Still no answer. Ollie crossed to the window and looked out at the barn. No one there. With increasing trepidation, he went down the back hall to his parents’ room, steeling himself to knock, but there was no need. The door was open. The big double bed was messy (his father’s eye for mess seemed to fall blind once he stepped out of the barn) but empty. Ollie started to turn away, then saw something that scared him. A wedding portrait of Alden and Shelley had hung on the wall in here for as long as Ollie could remember. Now it was gone, with only a brighter square of wallpaper to mark where it had been.

That’s nothing to be scared of.

But it was.

Ollie continued on down the hall. There was one more door, and this one, which had stood open for the last year, was now closed. Something yellow had been tacked to it. A note. Even before he was close enough to read it, Ollie recognized his father’s handwriting. He should have; there had been enough notes in that big scrawl waiting for him and Rory when they came home from school, and they always ended the same way.

Sweep the barn, then go play. Weed the tomatoes and beans, then go play. Take in your mother’s washing, and mind you don’t drag it in the mud. Then go play.

Playtime’s over,
Ollie thought dismally.

But then a hopeful thought occurred to him: maybe he was dreaming. Wasn’t it possible? After his brother’s death by ricochet and his mother’s suicide, why wouldn’t he dream of waking to an empty house?

The cow lowed again, and even that was like a sound heard in a dream.

The room behind the door with the note on it had been Grampy Tom’s. Suffering the slow misery of congestive heart failure, he had come to live with them when he could no longer do for himself. For
a while he’d been able to hobble as far as the kitchen to take meals with the family, but in the end he’d been bedridden, first with a plastic thingie jammed up his nose—it was called a candelabra, or something like that—and then with a plastic mask over his face most of the time. Rory once said he looked like the world’s oldest astronaut, and Mom had smacked his face for him.

At the end they had all taken turns changing his oxygen tanks, and one night Mom found him dead on the floor, as if he’d been trying to get up and had died of it. She screamed for Alden, who came, looked, listened to the old man’s chest, then turned off the oxy. Shelley Dinsmore began to cry. Since then, the room had mostly been closed.

Sorry
was what the note on the door said.
Go to town Ollie. The Morgans or Dentons or Rev Libby will take you in.

Ollie looked at the note for a long time, then turned the knob with a hand that didn’t seem to be his own, hoping it wouldn’t be messy.

It wasn’t. His father lay on Grampy’s bed with his hands laced together on his chest. His hair was combed the way he combed it when he was going to town. He was holding the wedding picture. One of Grampy’s old green oxygen tanks still stood in the corner; Alden had hung his Red Sox cap, the one that said WORLD SERIES CHAMPS, over the valve.

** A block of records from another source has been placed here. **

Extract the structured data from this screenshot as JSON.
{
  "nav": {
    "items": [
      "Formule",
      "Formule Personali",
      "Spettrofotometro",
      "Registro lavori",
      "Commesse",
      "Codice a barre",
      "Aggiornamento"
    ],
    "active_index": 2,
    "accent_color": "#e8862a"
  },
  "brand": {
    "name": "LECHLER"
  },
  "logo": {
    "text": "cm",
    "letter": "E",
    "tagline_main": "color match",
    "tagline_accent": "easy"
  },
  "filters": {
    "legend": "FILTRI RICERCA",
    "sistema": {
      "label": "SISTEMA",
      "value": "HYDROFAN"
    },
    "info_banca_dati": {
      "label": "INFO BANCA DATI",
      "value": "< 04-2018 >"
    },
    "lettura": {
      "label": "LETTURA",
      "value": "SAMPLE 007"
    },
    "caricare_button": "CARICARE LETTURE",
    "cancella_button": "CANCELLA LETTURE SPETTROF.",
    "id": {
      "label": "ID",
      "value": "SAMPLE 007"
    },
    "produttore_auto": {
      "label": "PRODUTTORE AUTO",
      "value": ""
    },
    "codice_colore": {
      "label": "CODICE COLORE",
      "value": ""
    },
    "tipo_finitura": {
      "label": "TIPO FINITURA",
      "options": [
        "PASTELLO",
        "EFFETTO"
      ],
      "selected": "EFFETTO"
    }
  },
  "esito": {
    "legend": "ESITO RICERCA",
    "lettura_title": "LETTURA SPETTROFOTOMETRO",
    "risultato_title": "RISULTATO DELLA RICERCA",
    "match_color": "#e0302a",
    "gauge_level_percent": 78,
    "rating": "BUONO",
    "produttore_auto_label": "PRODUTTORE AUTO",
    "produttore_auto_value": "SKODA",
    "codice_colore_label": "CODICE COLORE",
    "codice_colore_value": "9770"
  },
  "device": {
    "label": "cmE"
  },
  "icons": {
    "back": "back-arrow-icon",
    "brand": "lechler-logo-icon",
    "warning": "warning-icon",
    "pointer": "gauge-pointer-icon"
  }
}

Ollie shook his father’s shoulder. He could smell booze, and for a few seconds hope (always stubborn, sometimes hateful) lived in his heart again. Maybe he was only drunk.

“Dad?
Daddy?
Wake up!”

Ollie could feel no breath against his cheek, and now saw that his father’s eyes weren’t completely closed; little crescents of white peeped out between the upper and lower lids. There was a smell of what his mother called eau de pee.

His father had combed his hair, but as he lay dying he had, like his late wife, pissed his pants. Ollie wondered if knowing that might happen would have stopped him.

He backed slowly away from the bed. Now that he wanted to feel
like he was having a bad dream, he didn’t. He was having a bad
reality,
and that was something from which you could not wake. His stomach clenched and a column of vile liquid rose up his throat. He ran for the bathroom, where he was confronted by a glare-eyed intruder. He almost screamed before recognizing himself in the mirror over the sink.